Aluminum prices reversed gains and settled around the levels seen at the start of the year, the same being true for the iPath Series B Bloomberg Aluminum Subindex Total Return ETN (JJUB n/a), the only ETF tracking aluminum futures.

Aluminum

The Bottom Line

Netflix stole the show once again with spectacular new subscription numbers and aggressive expansion into international markets. South Korea hopes for peaceful and prosperous times once a new phase of demilitarization commences in the Korean Peninsula. U.S. regional banks stand to post hefty profits on the back of higher interest rates, declining non-performing loans and an anticipated deregulation of the financial sector. Commodities keep investors hooked as prices ebb and flow with numerous political trade threats and sanctions. Lastly, aluminum prices skyrocketed only to retreat once the U.S. authorities softened their stance on RUSAL.
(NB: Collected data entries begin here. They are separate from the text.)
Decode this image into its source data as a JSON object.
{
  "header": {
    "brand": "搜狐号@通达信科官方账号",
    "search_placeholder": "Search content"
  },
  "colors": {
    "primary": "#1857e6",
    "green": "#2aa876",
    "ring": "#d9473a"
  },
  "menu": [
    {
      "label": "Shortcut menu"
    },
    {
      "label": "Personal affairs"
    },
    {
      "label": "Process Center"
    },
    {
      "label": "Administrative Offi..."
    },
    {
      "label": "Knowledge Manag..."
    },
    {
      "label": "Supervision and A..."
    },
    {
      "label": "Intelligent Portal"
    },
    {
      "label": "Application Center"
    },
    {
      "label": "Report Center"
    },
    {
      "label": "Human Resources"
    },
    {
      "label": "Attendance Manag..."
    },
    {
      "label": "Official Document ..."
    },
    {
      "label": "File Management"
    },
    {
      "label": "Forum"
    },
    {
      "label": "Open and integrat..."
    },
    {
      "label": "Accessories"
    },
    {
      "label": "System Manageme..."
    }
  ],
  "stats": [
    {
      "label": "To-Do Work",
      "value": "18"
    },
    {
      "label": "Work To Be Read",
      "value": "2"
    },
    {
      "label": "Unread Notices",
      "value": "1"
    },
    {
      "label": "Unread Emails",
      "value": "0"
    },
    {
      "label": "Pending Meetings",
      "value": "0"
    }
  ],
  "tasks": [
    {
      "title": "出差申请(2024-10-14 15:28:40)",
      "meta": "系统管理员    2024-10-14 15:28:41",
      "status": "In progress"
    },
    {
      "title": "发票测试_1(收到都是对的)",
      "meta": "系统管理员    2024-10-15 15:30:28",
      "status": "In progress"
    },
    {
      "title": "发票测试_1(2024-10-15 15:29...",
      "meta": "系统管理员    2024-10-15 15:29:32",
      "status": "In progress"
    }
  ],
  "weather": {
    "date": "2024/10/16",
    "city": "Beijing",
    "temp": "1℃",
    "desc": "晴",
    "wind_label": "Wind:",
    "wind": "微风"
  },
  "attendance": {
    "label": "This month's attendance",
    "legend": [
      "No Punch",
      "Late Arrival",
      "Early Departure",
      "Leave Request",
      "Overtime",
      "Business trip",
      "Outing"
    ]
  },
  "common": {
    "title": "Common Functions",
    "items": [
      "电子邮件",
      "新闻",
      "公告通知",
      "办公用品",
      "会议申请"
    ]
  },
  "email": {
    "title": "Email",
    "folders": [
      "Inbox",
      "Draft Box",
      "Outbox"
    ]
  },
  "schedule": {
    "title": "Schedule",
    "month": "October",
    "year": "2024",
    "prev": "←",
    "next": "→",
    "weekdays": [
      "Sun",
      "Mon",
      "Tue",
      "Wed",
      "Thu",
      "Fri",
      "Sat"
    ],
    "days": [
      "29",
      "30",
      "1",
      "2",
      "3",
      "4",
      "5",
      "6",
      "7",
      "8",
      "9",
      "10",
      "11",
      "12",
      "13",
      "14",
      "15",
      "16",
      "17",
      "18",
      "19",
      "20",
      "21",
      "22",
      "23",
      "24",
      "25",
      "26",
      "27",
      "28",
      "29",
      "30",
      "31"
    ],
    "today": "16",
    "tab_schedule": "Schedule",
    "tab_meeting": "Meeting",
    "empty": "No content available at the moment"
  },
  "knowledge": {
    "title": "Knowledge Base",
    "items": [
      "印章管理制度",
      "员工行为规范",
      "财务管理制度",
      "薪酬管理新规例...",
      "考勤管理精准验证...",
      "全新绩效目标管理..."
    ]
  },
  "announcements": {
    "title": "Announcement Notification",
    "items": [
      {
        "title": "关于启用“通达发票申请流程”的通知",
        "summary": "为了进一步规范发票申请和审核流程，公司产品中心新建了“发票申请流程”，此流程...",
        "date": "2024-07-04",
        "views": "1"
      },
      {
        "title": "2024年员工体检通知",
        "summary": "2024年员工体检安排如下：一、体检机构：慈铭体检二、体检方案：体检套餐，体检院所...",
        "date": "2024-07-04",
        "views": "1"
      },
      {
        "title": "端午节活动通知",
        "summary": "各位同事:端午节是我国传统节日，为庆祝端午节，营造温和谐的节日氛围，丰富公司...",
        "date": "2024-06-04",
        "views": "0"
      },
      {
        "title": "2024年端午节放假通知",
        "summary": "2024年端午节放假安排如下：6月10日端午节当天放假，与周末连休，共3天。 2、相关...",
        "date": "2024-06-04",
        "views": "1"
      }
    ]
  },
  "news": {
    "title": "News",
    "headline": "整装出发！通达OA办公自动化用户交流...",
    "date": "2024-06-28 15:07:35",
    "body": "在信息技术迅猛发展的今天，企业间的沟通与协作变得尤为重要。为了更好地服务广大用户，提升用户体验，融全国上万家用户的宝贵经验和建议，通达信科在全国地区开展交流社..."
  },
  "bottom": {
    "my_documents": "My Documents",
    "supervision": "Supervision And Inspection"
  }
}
By analyzing how you, our valued readers, search our property each week, we hope to uncover important trends that will help you understand how the market is behaving so you can fine-tune your investment strategy. At the end of the week, we’ll share these trends, giving you better insight into the relevant market events that will allow you to make more valuable decisions for your portfolio.